The main danger here is the “filter bubble”, according to American Eli Pariser, who explained this notion in his book having the same title. Being subject to information filtered by algorithms depending on his friends, taste and previous digital choices, the user enters unwittingly into a “cognitive bubble” that reinforces his perception of the world and his personal beliefs.
Another dangerous element is the circulation of fake news or hoax. Facebook’s algorithms weren’t designed to spot the difference between true and false information – a task that is rather complicated for artificial intelligence. However, Mark Zuckerberg’s social media platform defined as a service and not a media, suggested at the end of 2016 tools that allow users to report questionable information.

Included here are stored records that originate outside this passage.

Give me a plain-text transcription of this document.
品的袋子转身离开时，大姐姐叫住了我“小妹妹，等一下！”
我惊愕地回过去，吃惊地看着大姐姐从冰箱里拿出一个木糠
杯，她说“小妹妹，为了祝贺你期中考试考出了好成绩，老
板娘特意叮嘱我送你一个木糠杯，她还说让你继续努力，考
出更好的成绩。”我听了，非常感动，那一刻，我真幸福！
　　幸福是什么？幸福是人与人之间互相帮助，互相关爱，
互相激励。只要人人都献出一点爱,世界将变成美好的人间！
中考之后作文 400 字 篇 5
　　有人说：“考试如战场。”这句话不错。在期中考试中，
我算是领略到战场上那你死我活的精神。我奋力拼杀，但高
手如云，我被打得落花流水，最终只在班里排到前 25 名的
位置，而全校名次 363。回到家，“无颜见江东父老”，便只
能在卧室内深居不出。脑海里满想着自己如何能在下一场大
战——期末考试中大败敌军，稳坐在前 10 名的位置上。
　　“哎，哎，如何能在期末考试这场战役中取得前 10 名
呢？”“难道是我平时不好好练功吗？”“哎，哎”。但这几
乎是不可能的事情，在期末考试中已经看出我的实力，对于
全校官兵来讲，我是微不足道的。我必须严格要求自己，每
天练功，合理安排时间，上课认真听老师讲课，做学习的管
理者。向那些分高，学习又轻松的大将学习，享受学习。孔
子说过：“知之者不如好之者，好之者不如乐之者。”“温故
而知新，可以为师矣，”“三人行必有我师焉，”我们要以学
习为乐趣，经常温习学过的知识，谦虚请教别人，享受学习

Algorithms can be classified into four categories according to the following functions: calculating webpages’ popularity, classifying their authority, evaluation the notoriety of social media users and predicting the future.
Sociologist Dominique Cardon believes that the fourth category indicated above attempts to anticipate our behaviors based on tracks we left on the website. This is, for example, how Amazon recommends new books to clients based on their recent reading history.
Algorithms have had dangerous consequences in several fields and industries. For example, some local communities depend on some hotspots chosen according to these mathematical formula to allocate resources. However, the means of entering data can influence results and create a negative vicious circle for the disadvantaged communities.
In the financial field, decisions in terms of loans and insurance are taken based on algorithms, which increase the risk of further discriminating those who are the most penalized.
Frank Pasquale, professor of law at Maryland University, confirms, however, that unfair uses of algorithms have to be faced with consequences stipulated by laws on consumers’ protection. Even though algorithms are used in sectors that impact societies, no company can be held accountable or responsible for algorithms actions.
However, algorithms do not only imply negative consequences; positive outcomes were also registered in many cases. They have helped spark breakthroughs in science and technology and helped people in their daily tasks, thus helping in enhancing productivity. Algorithms can execute many tasks that humans cannot and can assist them in several ways.
Their positive impact can be noticed in healthcare, transportation and advertising sectors where algorithms play an essential role in assisting staff, enhancing services and promoting products.
Setting a list of a technology’s pros and cons before adopting it is crucial. Exploring the consequences before building new business models and elaborating new pertinent strategies is more important than just pointing them out after adopting it. That way, companies and individuals will know where the technology is best applied and can draw its limitations.
Some believe that people should not be submissive to algorithms but know when to rely on the choice they make for them. Such technologies and systems are not meant to dehumanize the workforce but rather provide assistance at the level of certain tasks.
In order to make a good use of algorithms, governance and accountability are inherent because they are driven by consumer data that has to be protected. Misuse of data used by algorithmic processes can lead to very dangerous consequences. In addition, consumers must be educated and informed about algorithm mechanisms and applications to sectors and fields.